When Raegan was gone he finally mustered the courage to call Sally Rainwater. No longer in service and no new number.

***

He spent the evening and early night in his bed, head and cast resting on pillows. The rain had slowed to light showers and the wind was slapping the palm fronds against the windows.

He kept thinking about Patricia's penchant for destruction. There was the thrill of it. For as far back as he could remember Patricia had been the one to flaunt the rules. Openly. Proudly. Happily. Maybe it was like any other exciting thing: you needed more and more to get the same feeling. Drinkers. Dopers. Speed freaks. Adrenaline junkies. Thrill seekers. It takes you over. There was always something of the show-off in it, too: look at me, me, me. She had always thought of herself as larger than life, better than the rest. In some ways she really was. He wondered if the bottom of it was self-hatred. If the destruction of things was just a long warm-up for destroying herself. But maybe it was simpler. Maybe she wanted to go out like her mom and dad had, join them somehow. Or maybe there was just a kink in her wiring, some faulty relay that might have shown up on a PET scan as a small red ember where there should have been an ocean of cool blue. Maybe you had to put all the conjecture together and stir it to know why a bright and beautiful woman would do what she had done. Maybe you could never know.
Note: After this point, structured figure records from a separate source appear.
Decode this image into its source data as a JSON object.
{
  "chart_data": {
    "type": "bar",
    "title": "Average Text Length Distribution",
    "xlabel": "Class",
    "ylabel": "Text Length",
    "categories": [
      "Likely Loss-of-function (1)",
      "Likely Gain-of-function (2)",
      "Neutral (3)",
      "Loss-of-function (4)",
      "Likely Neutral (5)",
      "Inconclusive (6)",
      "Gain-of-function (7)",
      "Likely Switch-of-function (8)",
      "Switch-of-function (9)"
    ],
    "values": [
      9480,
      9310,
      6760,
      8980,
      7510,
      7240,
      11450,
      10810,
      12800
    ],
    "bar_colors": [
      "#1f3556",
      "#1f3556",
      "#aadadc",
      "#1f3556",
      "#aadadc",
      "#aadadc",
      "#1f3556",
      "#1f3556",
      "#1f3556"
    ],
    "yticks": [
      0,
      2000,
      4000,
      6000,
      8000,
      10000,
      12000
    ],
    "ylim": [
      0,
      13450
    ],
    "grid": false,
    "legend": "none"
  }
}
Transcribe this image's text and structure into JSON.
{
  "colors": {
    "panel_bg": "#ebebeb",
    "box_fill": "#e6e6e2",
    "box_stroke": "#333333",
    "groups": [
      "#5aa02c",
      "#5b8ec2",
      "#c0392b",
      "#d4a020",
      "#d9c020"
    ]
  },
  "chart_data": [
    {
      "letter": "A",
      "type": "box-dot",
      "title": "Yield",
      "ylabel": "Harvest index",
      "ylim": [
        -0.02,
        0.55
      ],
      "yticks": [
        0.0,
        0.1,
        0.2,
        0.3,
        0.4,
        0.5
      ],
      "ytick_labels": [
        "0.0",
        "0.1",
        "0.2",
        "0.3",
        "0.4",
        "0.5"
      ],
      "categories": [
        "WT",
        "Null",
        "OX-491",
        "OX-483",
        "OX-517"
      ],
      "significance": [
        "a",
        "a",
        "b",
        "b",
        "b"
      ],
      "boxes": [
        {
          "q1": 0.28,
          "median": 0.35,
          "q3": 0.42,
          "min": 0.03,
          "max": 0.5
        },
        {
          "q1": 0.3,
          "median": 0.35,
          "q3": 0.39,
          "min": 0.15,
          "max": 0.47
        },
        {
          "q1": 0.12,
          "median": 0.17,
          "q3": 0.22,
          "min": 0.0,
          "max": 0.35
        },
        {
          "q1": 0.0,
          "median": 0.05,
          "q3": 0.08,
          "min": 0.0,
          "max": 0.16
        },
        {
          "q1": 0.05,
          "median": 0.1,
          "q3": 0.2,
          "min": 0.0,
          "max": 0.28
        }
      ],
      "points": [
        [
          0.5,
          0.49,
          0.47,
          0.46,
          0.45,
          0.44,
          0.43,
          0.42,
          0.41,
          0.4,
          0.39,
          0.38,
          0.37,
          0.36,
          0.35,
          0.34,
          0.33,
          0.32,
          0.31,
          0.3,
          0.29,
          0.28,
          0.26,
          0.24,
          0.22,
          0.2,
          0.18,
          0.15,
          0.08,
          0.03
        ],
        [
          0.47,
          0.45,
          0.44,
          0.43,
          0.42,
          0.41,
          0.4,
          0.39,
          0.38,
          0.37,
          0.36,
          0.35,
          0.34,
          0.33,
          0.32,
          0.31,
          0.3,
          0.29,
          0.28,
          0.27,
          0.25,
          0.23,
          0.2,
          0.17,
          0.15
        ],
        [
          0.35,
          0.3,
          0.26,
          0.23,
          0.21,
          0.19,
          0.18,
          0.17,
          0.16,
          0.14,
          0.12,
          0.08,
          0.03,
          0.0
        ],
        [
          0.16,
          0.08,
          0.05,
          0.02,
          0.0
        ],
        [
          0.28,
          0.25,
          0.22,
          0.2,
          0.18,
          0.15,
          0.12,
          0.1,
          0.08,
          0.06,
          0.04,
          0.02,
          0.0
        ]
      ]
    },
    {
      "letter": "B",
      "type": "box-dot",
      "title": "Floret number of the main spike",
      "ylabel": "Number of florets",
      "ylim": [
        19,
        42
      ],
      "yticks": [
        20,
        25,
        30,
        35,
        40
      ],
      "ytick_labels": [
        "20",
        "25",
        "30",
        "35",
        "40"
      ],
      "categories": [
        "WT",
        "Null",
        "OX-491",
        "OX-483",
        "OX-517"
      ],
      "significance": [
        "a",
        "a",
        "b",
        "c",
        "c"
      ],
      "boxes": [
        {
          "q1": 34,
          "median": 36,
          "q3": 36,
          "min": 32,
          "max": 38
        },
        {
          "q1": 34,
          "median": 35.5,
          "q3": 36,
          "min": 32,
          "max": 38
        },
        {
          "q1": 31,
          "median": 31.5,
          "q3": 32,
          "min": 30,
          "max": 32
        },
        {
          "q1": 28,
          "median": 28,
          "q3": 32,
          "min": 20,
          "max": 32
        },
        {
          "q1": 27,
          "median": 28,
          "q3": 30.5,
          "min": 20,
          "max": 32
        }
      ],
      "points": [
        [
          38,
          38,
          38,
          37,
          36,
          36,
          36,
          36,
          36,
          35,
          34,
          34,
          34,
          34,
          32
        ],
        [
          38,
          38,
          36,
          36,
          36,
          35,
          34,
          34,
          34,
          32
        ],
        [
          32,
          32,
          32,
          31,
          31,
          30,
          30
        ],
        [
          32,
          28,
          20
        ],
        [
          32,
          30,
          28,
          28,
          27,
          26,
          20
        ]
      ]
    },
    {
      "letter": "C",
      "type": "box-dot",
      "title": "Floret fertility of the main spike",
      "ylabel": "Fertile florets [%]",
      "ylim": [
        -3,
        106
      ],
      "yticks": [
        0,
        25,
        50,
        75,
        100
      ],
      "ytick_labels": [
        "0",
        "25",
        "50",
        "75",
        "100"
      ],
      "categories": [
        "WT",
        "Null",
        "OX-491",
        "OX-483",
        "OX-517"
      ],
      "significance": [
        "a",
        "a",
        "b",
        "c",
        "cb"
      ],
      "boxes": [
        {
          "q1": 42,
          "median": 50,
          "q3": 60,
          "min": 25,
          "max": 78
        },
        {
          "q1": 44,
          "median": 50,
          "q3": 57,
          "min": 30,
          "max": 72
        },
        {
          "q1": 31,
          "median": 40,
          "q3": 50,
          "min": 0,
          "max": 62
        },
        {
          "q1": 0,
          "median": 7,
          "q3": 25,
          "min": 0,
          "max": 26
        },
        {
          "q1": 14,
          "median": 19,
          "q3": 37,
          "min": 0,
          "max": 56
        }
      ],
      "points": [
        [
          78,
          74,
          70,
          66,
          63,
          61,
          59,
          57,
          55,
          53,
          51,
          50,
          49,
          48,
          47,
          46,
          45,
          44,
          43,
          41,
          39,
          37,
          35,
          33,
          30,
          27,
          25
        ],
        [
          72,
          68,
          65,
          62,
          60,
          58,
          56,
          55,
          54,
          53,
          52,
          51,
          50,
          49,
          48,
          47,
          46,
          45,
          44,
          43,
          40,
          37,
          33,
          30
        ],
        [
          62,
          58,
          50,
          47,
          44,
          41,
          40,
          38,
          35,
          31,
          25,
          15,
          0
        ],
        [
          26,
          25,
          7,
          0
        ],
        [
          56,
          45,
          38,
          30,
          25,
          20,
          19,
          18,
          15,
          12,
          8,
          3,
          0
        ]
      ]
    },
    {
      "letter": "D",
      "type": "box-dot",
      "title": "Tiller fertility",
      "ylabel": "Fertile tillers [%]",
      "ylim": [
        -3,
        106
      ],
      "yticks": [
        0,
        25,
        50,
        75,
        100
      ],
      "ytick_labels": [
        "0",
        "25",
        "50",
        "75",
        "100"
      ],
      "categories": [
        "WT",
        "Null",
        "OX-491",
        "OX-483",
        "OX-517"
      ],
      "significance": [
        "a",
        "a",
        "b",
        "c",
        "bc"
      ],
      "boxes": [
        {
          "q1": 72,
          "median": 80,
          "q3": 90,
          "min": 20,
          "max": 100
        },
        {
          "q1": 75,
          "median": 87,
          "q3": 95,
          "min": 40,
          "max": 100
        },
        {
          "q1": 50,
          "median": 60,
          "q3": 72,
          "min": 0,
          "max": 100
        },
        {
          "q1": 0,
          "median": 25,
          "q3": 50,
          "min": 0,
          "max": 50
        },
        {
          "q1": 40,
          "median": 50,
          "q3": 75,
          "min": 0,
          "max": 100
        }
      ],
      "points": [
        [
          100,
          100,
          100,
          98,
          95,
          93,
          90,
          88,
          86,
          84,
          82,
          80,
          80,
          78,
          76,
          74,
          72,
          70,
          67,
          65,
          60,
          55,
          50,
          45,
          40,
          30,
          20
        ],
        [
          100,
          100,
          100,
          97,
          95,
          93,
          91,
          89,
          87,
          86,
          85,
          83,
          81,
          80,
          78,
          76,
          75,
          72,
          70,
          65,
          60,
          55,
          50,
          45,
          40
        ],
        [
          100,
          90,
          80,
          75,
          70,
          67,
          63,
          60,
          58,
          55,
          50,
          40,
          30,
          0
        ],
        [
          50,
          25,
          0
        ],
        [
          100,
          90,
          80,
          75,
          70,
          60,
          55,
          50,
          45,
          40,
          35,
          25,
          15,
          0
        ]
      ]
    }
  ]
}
Many years ago he saw in Patricia what he thought was lacking in himself: spirit and passion and the courage to take a chance. Gabriel had proved to him long before how one mistake can ruin you and those you love. What a towering lesson that was. So McMichael had pulled for Patricia to prove the opposite: that you can turn mistakes to your advantage, outrun the consequences if you have to, do what you want and let the world sort it out. Even as roadkill he still wanted her to pull it off. It worked for her, for a while. It worked a while for most of the guys he sent to prison, too.

He closed his eyes and listened to the wind and fell asleep with the image of Patricia's smiling face still luminous in his mind.